Minutes ticked by. What was she doing? When she finally opened the back door, her expression was apologetic.

“My sister’s in class, but one of our boarders was here,” she said as he canceled the invisibility spell in her kitchen. “I asked her to run an errand for me.”

He had no idea she’d taken on boarders. He supposed she had no choice if she wanted to pay for college.

But his twinge of sympathy was muted by the thought that she had a big house that could be rented out and a large yard that could be gardened, whereas his grandmother’s second-floor apartment had one bedroom and no land at all.

He glanced around, struck by how familiar her kitchen seemed—exactly as he’d remembered it, in fact, except now faded by austerity.

Not as bad as his grandmother’s home had been, but the signs were there.

Walls in need of new paint. Several cracked-and-mended tiles on the kitchen floor.

Appliances twenty years out of date. He followed her into the hall and saw the same furniture in the sitting room that had been there when he was a boy, with nothing done since to spruce it up.

“This is the most likely place for a spell,” she said, gesturing to the sitting room, “but it could have been cast anywhere. He was left alone for a while, unfortunately.”

He forced himself to stop looking at the signs of her fall from affluence. “I’d better check outside, then. My telephone was tapped at the junction box, so yours might be, too.”

She stared at him. Quickly, before she could ask questions, he added, “When did he show up?”

“While most of us were still at church. But why—”

“Did he jump out of here? Teleport, I mean,” he said, thinking the slang word might confuse her.

“Yes—outside, in the front yard. Omnimancer—”

“He cast three spells in Ellicott Mills Sunday morning. Two during church and one about a half-hour after.”

That got her attention. “How do you know?”

“Magic,” he said, trying for deadpan but not quite managing. His lips quirked of their own accord.

She started to laugh. In one second flat she choked it off, expression turned somber. He could catch her train of thought as easily as if she’d handed him a ticket: She didn’t want to let herself enjoy his company for even one unguarded moment.

His voice sounded wrong in his ears as he said “stay here”—and he realized too late what those words would do. She was stuck in place, eyes wide and accusing. “Please,” he snapped, undoing the effect of his order, and stalked out.

Her junction box was unmolested. He retrieved his stones from the ground around it, slipped back into the house and set them in each corner of the sitting room as she watched from the hallway.

“Demarcation,” he explained, sensing her bottled-up question. “The spell needs limits to work.”

The room lit up with his incantation. He took a step backward into the hallway so he could get the full view of the room.

“What are we looking for?” she asked, frowning.

“White areas, breaks in the red—like that,” he said, gesturing to where he’d been standing when he cast. “That was my spell, and I don’t see anything else. But we’d better check under the furniture.”

“Wait, teach me the spell. We could go faster if we split up the house.”

He translated this as I don’t want to be in the same room with you, and in that they were in complete agreement. Her mere presence excoriated him.

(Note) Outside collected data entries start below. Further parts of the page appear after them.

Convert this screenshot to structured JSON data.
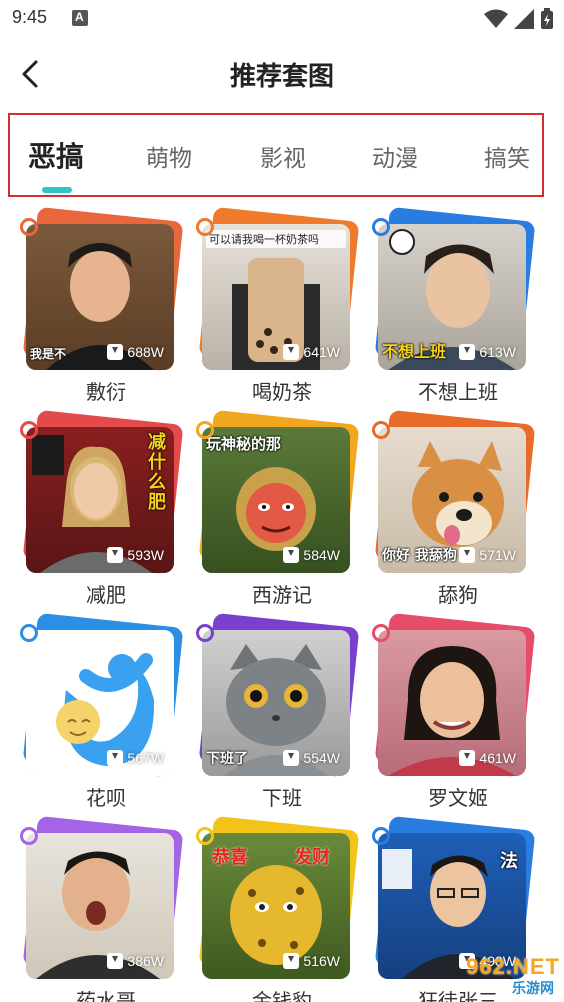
{
  "status_bar": {
    "time": "9:45"
  },
  "header": {
    "title": "推荐套图"
  },
  "tabs": [
    {
      "label": "恶搞",
      "active": true
    },
    {
      "label": "萌物",
      "active": false
    },
    {
      "label": "影视",
      "active": false
    },
    {
      "label": "动漫",
      "active": false
    },
    {
      "label": "搞笑",
      "active": false
    }
  ],
  "colors": {
    "tab_indicator": "#2ec4c4",
    "highlight_box": "#d32f2f"
  },
  "cards": [
    {
      "label": "敷衍",
      "downloads": "688W",
      "accent": "#e8673b",
      "caption": "我是不"
    },
    {
      "label": "喝奶茶",
      "downloads": "641W",
      "accent": "#f07a2c",
      "top_caption": "可以请我喝一杯奶茶吗"
    },
    {
      "label": "不想上班",
      "downloads": "613W",
      "accent": "#2a7de0",
      "caption": "不想上班"
    },
    {
      "label": "减肥",
      "downloads": "593W",
      "accent": "#e34b4b",
      "caption": "减什么肥"
    },
    {
      "label": "西游记",
      "downloads": "584W",
      "accent": "#f2a81e",
      "top_caption": "玩神秘的那"
    },
    {
      "label": "舔狗",
      "downloads": "571W",
      "accent": "#e96b2c",
      "caption": "你好 我舔狗"
    },
    {
      "label": "花呗",
      "downloads": "567W",
      "accent": "#2b8fe6"
    },
    {
      "label": "下班",
      "downloads": "554W",
      "accent": "#7b3fd0",
      "caption": "下班了"
    },
    {
      "label": "罗文姬",
      "downloads": "461W",
      "accent": "#e74c6a"
    },
    {
      "label": "药水哥",
      "downloads": "386W",
      "accent": "#a563e6"
    },
    {
      "label": "金钱豹",
      "downloads": "516W",
      "accent": "#f2c318",
      "caption": "恭喜 发财"
    },
    {
      "label": "狂徒张三",
      "downloads": "490W",
      "accent": "#2a7de0",
      "caption": "法"
    }
  ],
  "watermark": {
    "text": "962.NET",
    "sub": "乐游网"
  }
}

“All right.” He fished four more stones from a pocket and dropped them into her hands, along with a handful of leaves. “The incantation is lang rēad lēoht.”

She repeated it three times, fixing her pronunciation before he could correct her. Apt pupil.

Eyes on the stones, she said: “May I have your permission to tell my sister and her vice president in the League that you checked the house and found no sign of magical interference, should that fortuitously prove to be the case?”

He hesitated. He wanted to say no, but he didn’t know how far his Vow would reach—and he was loath to find out, because then she would know exactly how far she could push.